Back in the pre-PVC days, when plumbers toted monkey wrenches, Junior Burns took me to school. Cranking a galvanized pipe, underneath our 100-year-old house in Jesup, Junior lectured: “The first two things you learn in plumbing are that the hot water goes on the left, and the stuff flows downhill.” Junior is gone, but those rules still live.

If Republic Services gets its wish, megatons of stuff — municipal garbage and toxic coal ash — will be flowing downhill from the East Coast into our piney woods. We already have a mountain of garbage at the private Broadhurst Environmental Landfill. If Republic’s application to destroy a wetland tract and install a massive rail spur is approved, we could have a mountain range on its 2,000-plus acres.

Let me repeat: 2,000-plus acres in leaks-like-a-sieve sandy soil, near the headwaters of the Penholloway Creek that flows into the Altamaha River that empties into the Atlantic Ocean. Republic tells us its landfill liners won’t leak. Won’t leak, ever?

In 1991 and 1992, when our commissioners were seduced by the promise of big, bonus money into the county coffers, do you think they ever imagined the possibility of a 2,000-plus-acres national landfill? The easy thing would be to lambast their lack of foresight. That won’t help. The unintended consequences are the same.

In 2016, the hard thing is what we must do if we care about our families and generations to come. We must stand our ground and resist Republic’s urge to make us the East Coast’s trash can. There’s money in garbage disposal, and there’s even more money in getting rid of coal ash. We cannot become environmental prostitutes, accepting Republic’s payments for dumping toxic trash on us. Shame on us if we sell out for any amount of money. The future of our heirs should be priceless.

And then there’s the railroad that stands to reap rewards for our misfortune, should the Corps of Engineers permit Republic’s rail-spur request. Jesup, originally known as Station Number 7, was labeled as a town built by trains. Wouldn’t it be a travesty if a railroad profited by making our community sick from hauling in unwanted pollution? We are proud of our rail heritage, and we need rail service. We also need the railroads to look out for our best interest, too.
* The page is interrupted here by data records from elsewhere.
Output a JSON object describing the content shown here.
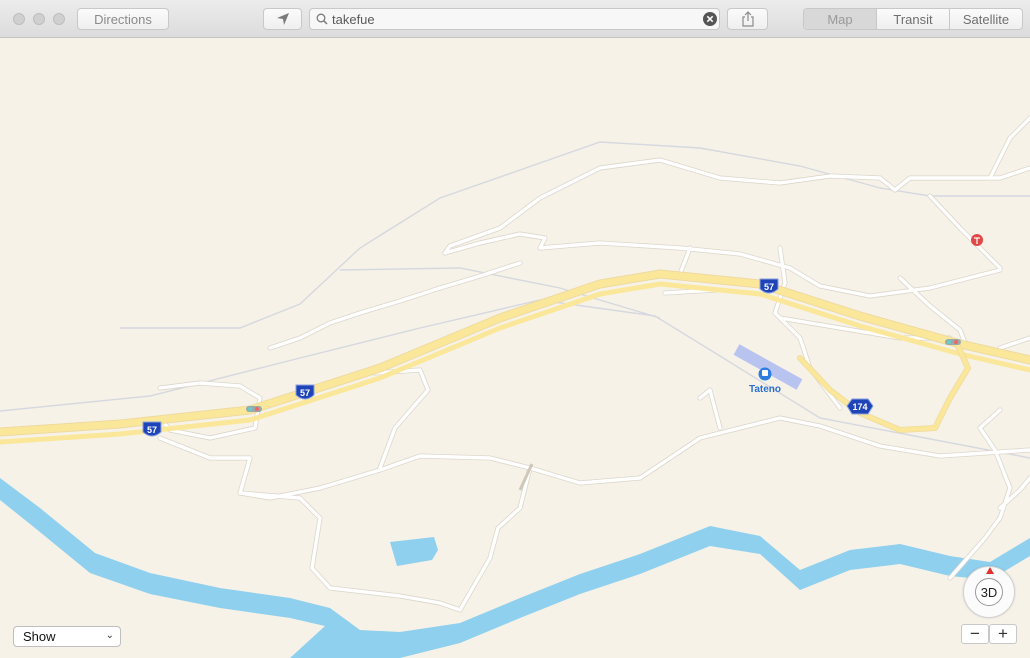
{
  "toolbar": {
    "directions_label": "Directions",
    "search": {
      "value": "takefue",
      "placeholder": "Search"
    },
    "view_modes": [
      {
        "label": "Map",
        "active": true
      },
      {
        "label": "Transit",
        "active": false
      },
      {
        "label": "Satellite",
        "active": false
      }
    ]
  },
  "map": {
    "station_label": "Tateno",
    "route_shields": [
      "57",
      "57",
      "57",
      "174"
    ],
    "colors": {
      "land": "#f6f2e8",
      "water": "#8fd0ef",
      "highway": "#fbe79a",
      "road": "#ffffff",
      "rail": "#d6d8e0"
    }
  },
  "controls": {
    "show_label": "Show",
    "compass_label": "3D",
    "zoom_out": "−",
    "zoom_in": "+"
  }
}
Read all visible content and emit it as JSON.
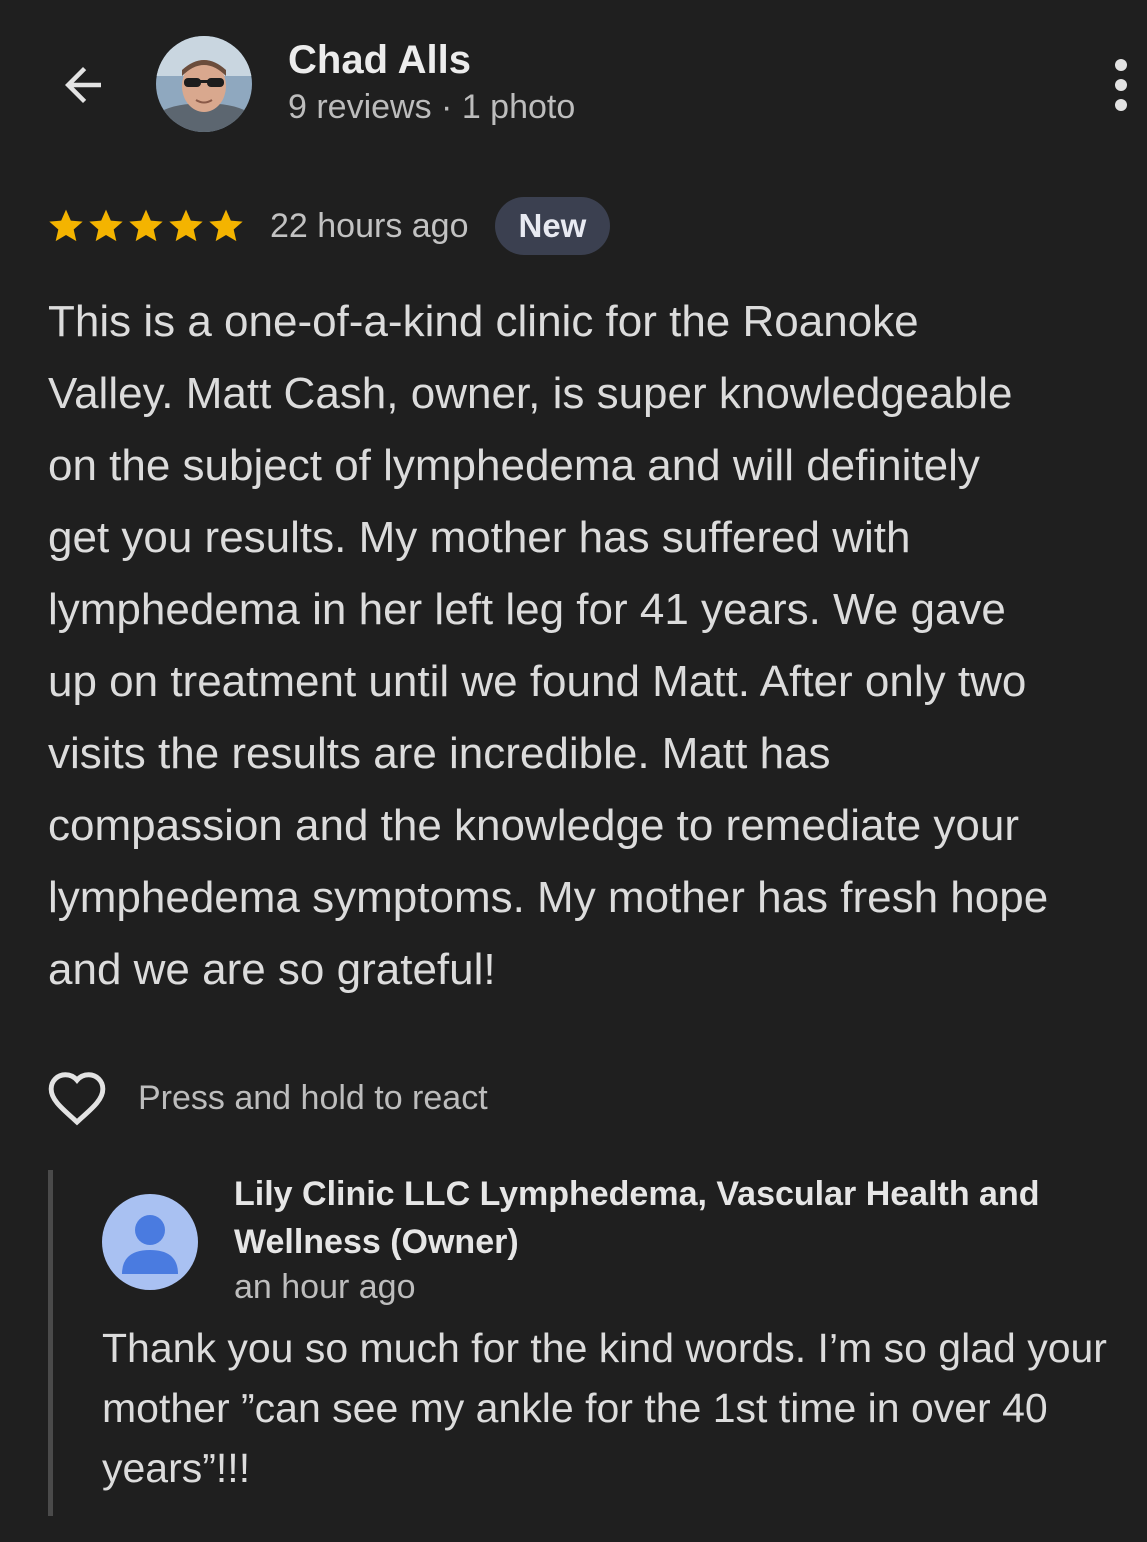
{
  "header": {
    "reviewer_name": "Chad Alls",
    "reviewer_meta": "9 reviews · 1 photo"
  },
  "review": {
    "rating": 5,
    "rating_max": 5,
    "time_ago": "22 hours ago",
    "badge": "New",
    "lines": [
      "This is a one-of-a-kind clinic for the Roanoke",
      "Valley. Matt Cash, owner, is super knowledgeable",
      "on the subject of lymphedema and will definitely",
      "get you results. My mother has suffered with",
      "lymphedema in her left leg for 41 years. We gave",
      "up on treatment until we found Matt. After only two",
      "visits the results are incredible. Matt has",
      "compassion and the knowledge to remediate your",
      "lymphedema symptoms. My mother has fresh hope",
      "and we are so grateful!"
    ]
  },
  "react": {
    "label": "Press and hold to react",
    "icon": "heart-outline-icon"
  },
  "owner_reply": {
    "name_line_1": "Lily Clinic LLC Lymphedema, Vascular Health and",
    "name_line_2": "Wellness (Owner)",
    "time_ago": "an hour ago",
    "lines": [
      "Thank you so much for the kind words. I’m so glad your",
      "mother ”can see my ankle for the 1st time in over 40",
      "years”!!!"
    ]
  },
  "colors": {
    "background": "#1f1f1f",
    "star": "#f4b400",
    "badge_bg": "#3b4050",
    "owner_avatar_bg": "#a9c1f2",
    "owner_avatar_fg": "#4a7be0"
  }
}
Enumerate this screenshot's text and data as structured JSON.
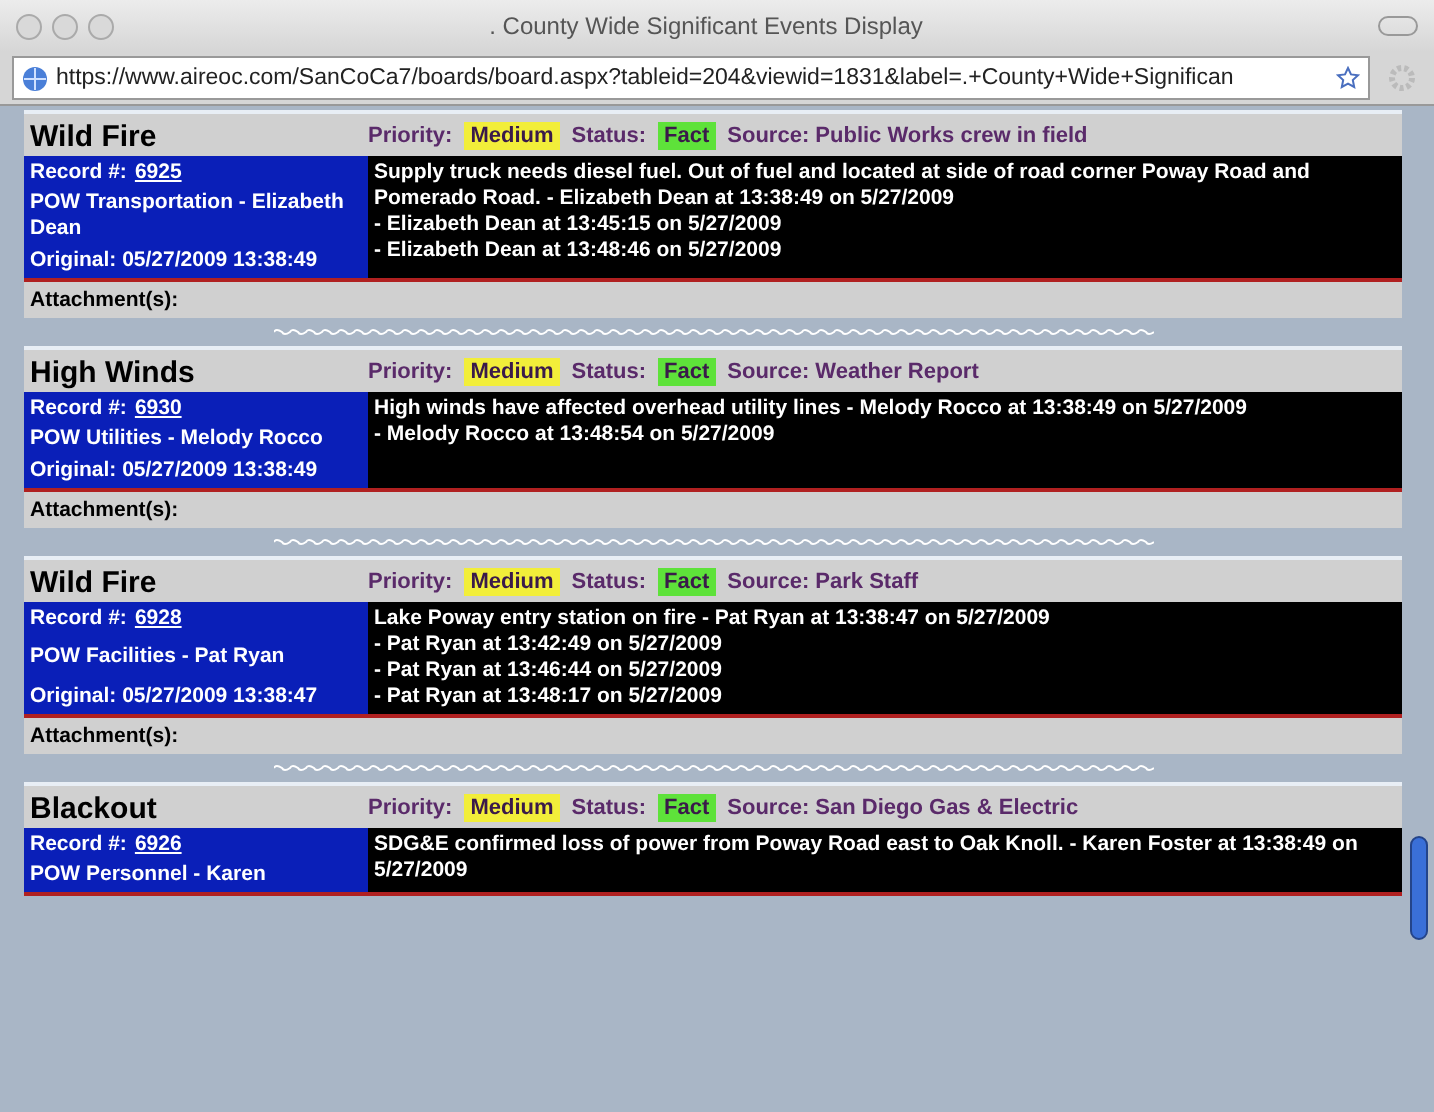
{
  "window": {
    "title": ". County Wide Significant Events Display",
    "url": "https://www.aireoc.com/SanCoCa7/boards/board.aspx?tableid=204&viewid=1831&label=.+County+Wide+Significan"
  },
  "events": [
    {
      "type": "Wild Fire",
      "priority_label": "Priority:",
      "priority": "Medium",
      "status_label": "Status:",
      "status": "Fact",
      "source": "Source: Public Works crew in field",
      "record_label": "Record #:",
      "record": "6925",
      "owner": "POW Transportation  - Elizabeth Dean",
      "original": "Original: 05/27/2009 13:38:49",
      "notes": [
        "Supply truck needs diesel fuel. Out of fuel and located at side of road corner Poway Road and Pomerado Road. - Elizabeth Dean at 13:38:49 on 5/27/2009",
        "- Elizabeth Dean at 13:45:15 on 5/27/2009",
        "- Elizabeth Dean at 13:48:46 on 5/27/2009"
      ],
      "attachments": "Attachment(s):"
    },
    {
      "type": "High Winds",
      "priority_label": "Priority:",
      "priority": "Medium",
      "status_label": "Status:",
      "status": "Fact",
      "source": "Source: Weather Report",
      "record_label": "Record #:",
      "record": "6930",
      "owner": "POW Utilities  - Melody Rocco",
      "original": "Original: 05/27/2009 13:38:49",
      "notes": [
        "High winds have affected overhead utility lines - Melody Rocco at 13:38:49 on 5/27/2009",
        "- Melody Rocco at 13:48:54 on 5/27/2009"
      ],
      "attachments": "Attachment(s):"
    },
    {
      "type": "Wild Fire",
      "priority_label": "Priority:",
      "priority": "Medium",
      "status_label": "Status:",
      "status": "Fact",
      "source": "Source: Park Staff",
      "record_label": "Record #:",
      "record": "6928",
      "owner": "POW Facilities  - Pat Ryan",
      "original": "Original: 05/27/2009 13:38:47",
      "notes": [
        "Lake Poway entry station on fire - Pat Ryan at 13:38:47 on 5/27/2009",
        "- Pat Ryan at 13:42:49 on 5/27/2009",
        "- Pat Ryan at 13:46:44 on 5/27/2009",
        "- Pat Ryan at 13:48:17 on 5/27/2009"
      ],
      "attachments": "Attachment(s):"
    },
    {
      "type": "Blackout",
      "priority_label": "Priority:",
      "priority": "Medium",
      "status_label": "Status:",
      "status": "Fact",
      "source": "Source: San Diego Gas & Electric",
      "record_label": "Record #:",
      "record": "6926",
      "owner": "POW Personnel  - Karen",
      "notes": [
        "SDG&E confirmed loss of power from Poway Road east to Oak Knoll. - Karen Foster at 13:38:49 on 5/27/2009"
      ]
    }
  ]
}
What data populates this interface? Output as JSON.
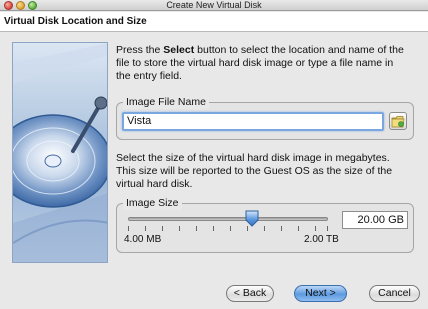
{
  "window": {
    "title": "Create New Virtual Disk"
  },
  "header": {
    "title": "Virtual Disk Location and Size"
  },
  "intro": {
    "line1_pre": "Press the ",
    "line1_bold": "Select",
    "line1_post": " button to select the location and name of the",
    "line2": "file to store the virtual hard disk image or type a file name in",
    "line3": "the entry field."
  },
  "image_file": {
    "group_title": "Image File Name",
    "value": "Vista",
    "select_icon": "folder-select-icon"
  },
  "size_help": {
    "line1": "Select the size of the virtual hard disk image in megabytes.",
    "line2": "This size will be reported to the Guest OS as the size of the",
    "line3": "virtual hard disk."
  },
  "image_size": {
    "group_title": "Image Size",
    "value": "20.00 GB",
    "min_label": "4.00 MB",
    "max_label": "2.00 TB",
    "slider_fraction": 0.62
  },
  "buttons": {
    "back": "< Back",
    "next": "Next >",
    "cancel": "Cancel"
  },
  "colors": {
    "accent": "#5d9ae0",
    "focus": "#7ba7e1"
  }
}
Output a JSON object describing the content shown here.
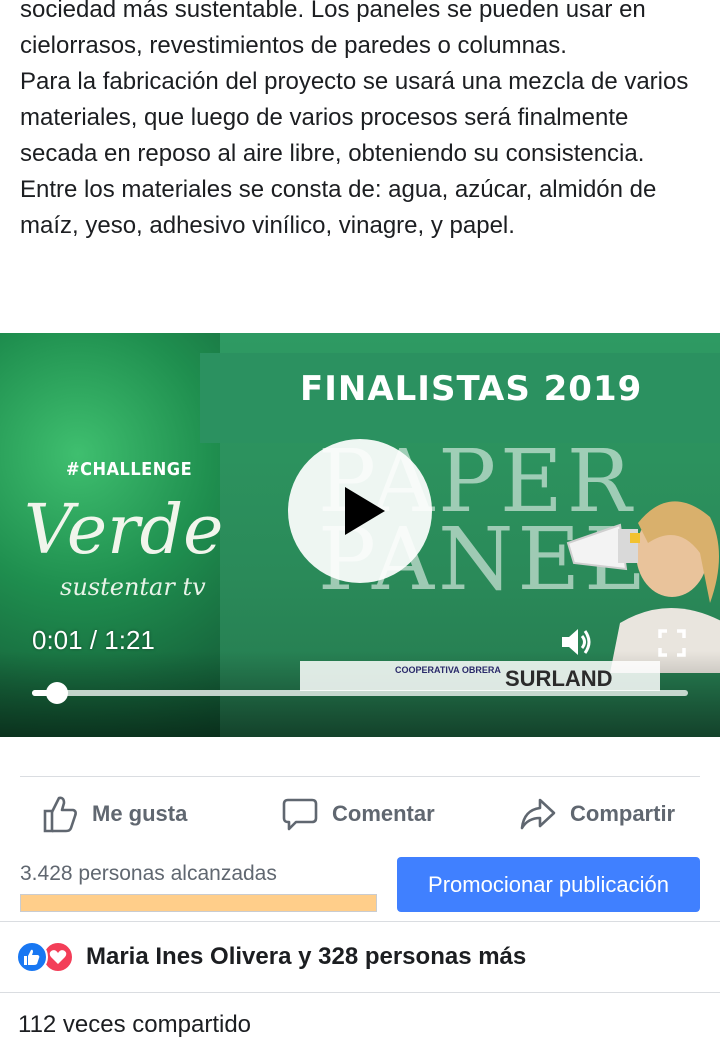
{
  "post": {
    "paragraphs": [
      "sociedad más sustentable. Los paneles se pueden usar en cielorrasos, revestimientos de paredes o columnas.",
      "Para la fabricación del proyecto se usará una mezcla de varios materiales, que luego de varios procesos será finalmente secada en reposo al aire libre, obteniendo su consistencia. Entre los materiales se consta de: agua, azúcar, almidón de maíz, yeso, adhesivo vinílico, vinagre, y papel."
    ]
  },
  "video": {
    "headline": "FINALISTAS 2019",
    "challenge_tag": "#CHALLENGE",
    "brand_main": "Verde",
    "brand_sub": "sustentar tv",
    "project_title_line1": "PAPER",
    "project_title_line2": "PANELS",
    "sponsor_a": "COOPERATIVA OBRERA",
    "sponsor_b": "SURLAND",
    "time_display": "0:01 / 1:21",
    "progress_fraction": 0.012
  },
  "actions": {
    "like_label": "Me gusta",
    "comment_label": "Comentar",
    "share_label": "Compartir"
  },
  "insights": {
    "reach_text": "3.428 personas alcanzadas",
    "reach_fraction": 1.0,
    "promote_label": "Promocionar publicación"
  },
  "reactions": {
    "summary": "Maria Ines Olivera y 328 personas más"
  },
  "shares": {
    "text": "112 veces compartido"
  },
  "colors": {
    "brand_blue": "#4080ff",
    "like_blue": "#1877f2",
    "love_red": "#f33e58",
    "reach_bar": "#ffce8a",
    "video_green": "#2e9a63"
  }
}
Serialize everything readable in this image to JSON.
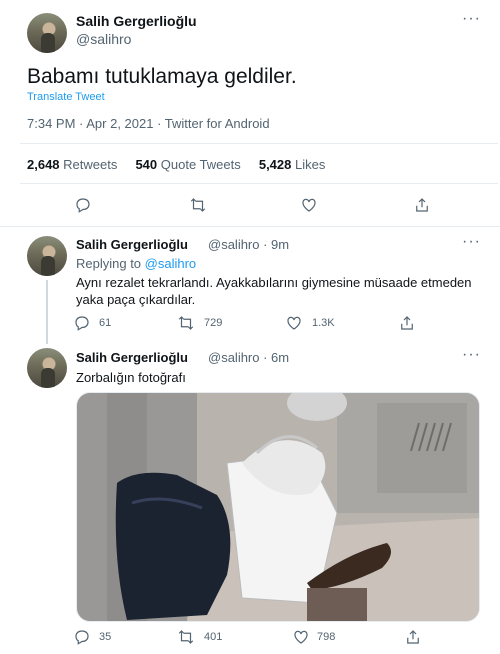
{
  "main_tweet": {
    "author_name": "Salih Gergerlioğlu",
    "author_handle": "@salihro",
    "text": "Babamı tutuklamaya geldiler.",
    "translate_label": "Translate Tweet",
    "meta": "7:34 PM · Apr 2, 2021 · Twitter for Android",
    "retweets_count": "2,648",
    "retweets_label": "Retweets",
    "quotes_count": "540",
    "quotes_label": "Quote Tweets",
    "likes_count": "5,428",
    "likes_label": "Likes",
    "more_label": "···"
  },
  "reply1": {
    "author_name": "Salih Gergerlioğlu",
    "author_handle": "@salihro · 9m",
    "replying_prefix": "Replying to",
    "replying_to": "@salihro",
    "text": "Aynı rezalet tekrarlandı. Ayakkabılarını giymesine müsaade etmeden yaka paça çıkardılar.",
    "reply_count": "61",
    "retweet_count": "729",
    "like_count": "1.3K",
    "more_label": "···"
  },
  "reply2": {
    "author_name": "Salih Gergerlioğlu",
    "author_handle": "@salihro · 6m",
    "text": "Zorbalığın fotoğrafı",
    "reply_count": "35",
    "retweet_count": "401",
    "like_count": "798",
    "more_label": "···"
  },
  "colors": {
    "link": "#1d9bf0",
    "muted": "#536471",
    "text": "#0f1419",
    "border": "#e6ecf0"
  },
  "icons": [
    "reply-icon",
    "retweet-icon",
    "like-icon",
    "share-icon",
    "more-icon"
  ]
}
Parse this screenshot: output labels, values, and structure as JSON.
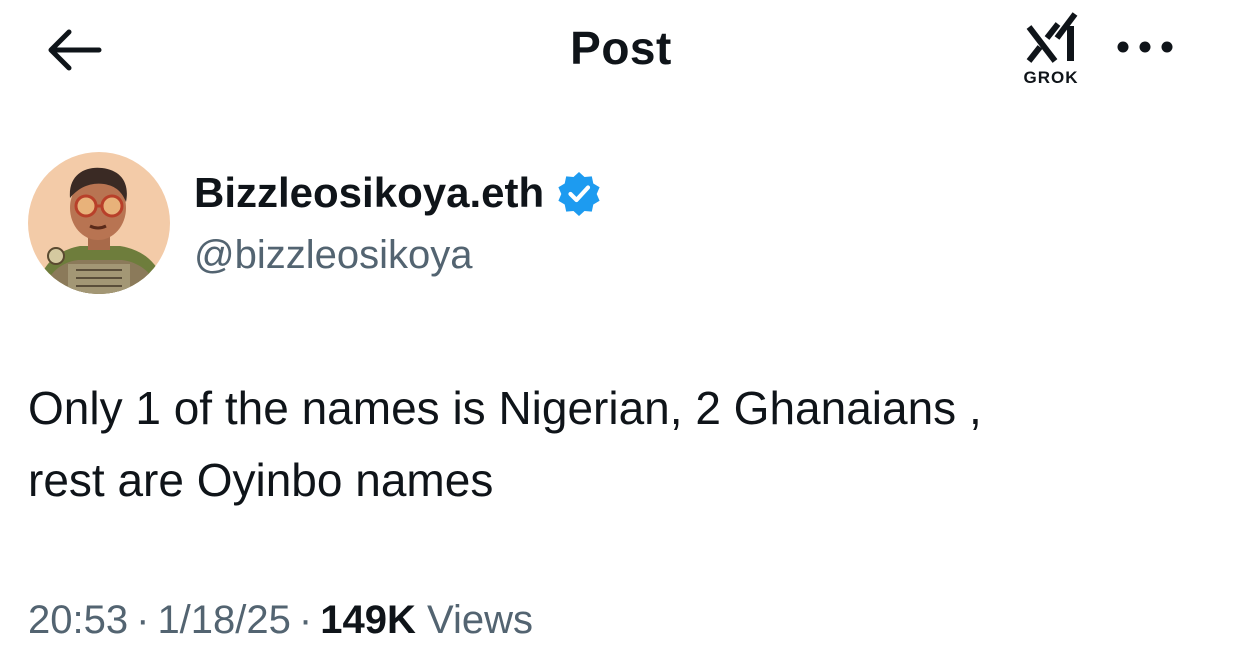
{
  "header": {
    "title": "Post",
    "back_icon": "arrow-left-icon",
    "grok_label": "GROK",
    "grok_icon": "xai-grok-logo-icon",
    "more_icon": "more-horizontal-icon"
  },
  "post": {
    "author": {
      "display_name": "Bizzleosikoya.eth",
      "handle": "@bizzleosikoya",
      "verified": true,
      "verified_color": "#1d9bf0"
    },
    "text": "Only 1 of the names is Nigerian, 2 Ghanaians ,\nrest are Oyinbo names",
    "meta": {
      "time": "20:53",
      "separator": "·",
      "date": "1/18/25",
      "views_count": "149K",
      "views_label": "Views"
    }
  },
  "colors": {
    "text_primary": "#0f1419",
    "text_secondary": "#536471",
    "accent": "#1d9bf0",
    "background": "#ffffff"
  }
}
There’s a long list of bothersome issues in this scheme to bring unhealthy waste into Wayne County. Near the top is how a taxpayer-funded watchdog, the Environment Protection Agency (EPA), could be induced to reclassify coal ash as nonhazardous. Coal ash contains a string of toxic components such as mercury, arsenic and lead. Ask the poisoned people in Flint, Mich., if lead in their water is nonhazardous.

After nearly 50 years of watching laws ground into being in sausage-mill fashion, I have a hunch as to why the EPA did what they did last fall. Lobbyists for coal-ash creators, with bottomless expense accounts, got their lawyers to “help” draft more lenient rules for coal-ash disposal. Money talks in Washington and Atlanta, just as it did here in the 1990s. In the meantime, perhaps the EPA would demonstrate how safe coal ash is by sprinkling some on their breakfast cereal and stirring it into their morning coffee.

Don’t expect the EPA to do that, but you can expect Republic to find a way to spin its story of how buying 2,000-plus acres wasn’t to create an East Coast trash can in Wayne County. Heed Junior’s words, if not mine. If we don’t throw a monkey wrench into Republic’s plan, the toxic stuff will be flowing downhill by the trainloads.